Show HN: Semantic Calculator (king-man+woman=?)

1. spindump8930 ◴[14 May 25 20:49 UTC] No.43989060[source]▶

First off, this interface is very nice and a pleasure to use, congrats!

Are you using word2vec for these, or embeddings from another model?

I also wanted to add some flavor since it looks like many folks in this thread haven't seen something like this - it's been known since 2013 that we can do this (but it's great to remind folks especially with all the "modern" interest in NLP).

It's also known (in some circles!) that a lot of these vector arithmetic things need some tricks to really shine. For example, excluding the words already present in the query[1]. Others in this thread seem surprised at some of the biases present - there's also a long history of work on that [2,3].

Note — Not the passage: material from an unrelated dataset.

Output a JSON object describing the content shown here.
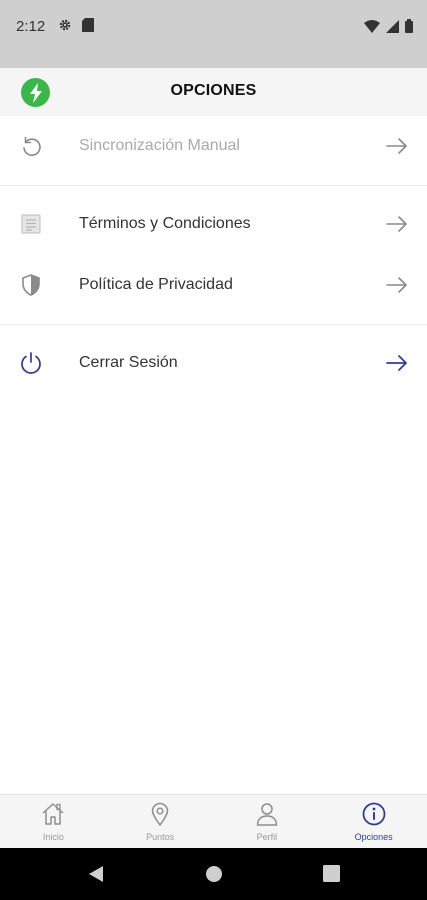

[1] https://blog.esciencecenter.nl/king-man-woman-king-9a7fd2935...

[2] https://arxiv.org/abs/1905.09866

[3] https://arxiv.org/abs/1903.03862

replies(1): >>43989121 #

2. nxa ◴[14 May 25 20:56 UTC] No.43989121[source]▶

>>43989060 (TP) #

Thank you! I actually had a hard time finding prior work on this, so I appreciate the references.

The dictionary is based on https://wordnet.princeton.edu/, no word2vec. It's just a plain lookup among precomputed embeddings (with mxbai-embed-large). And yes, I'm excluding words that are present in the query because.

It would be interesting to see how other models perform. I tried one (forgot the name) that was focused on coding, and it didn't perform nearly as well (in terms of human joy from the results).

replies(1): >>43989426 #

3. kaycebasques ◴[14 May 25 21:29 UTC] No.43989426[source]▶

>>43989121 #

(Question for anyone) how could I go about replicating this with Gemini Embedding? Generate and store an embedding for every word in the dictionary?

replies(1): >>43989502 #

4. nxa ◴[14 May 25 21:40 UTC] No.43989502{3}[source]▶

>>43989426 #

Yes, that's pretty much what it is. Watch out for homographs.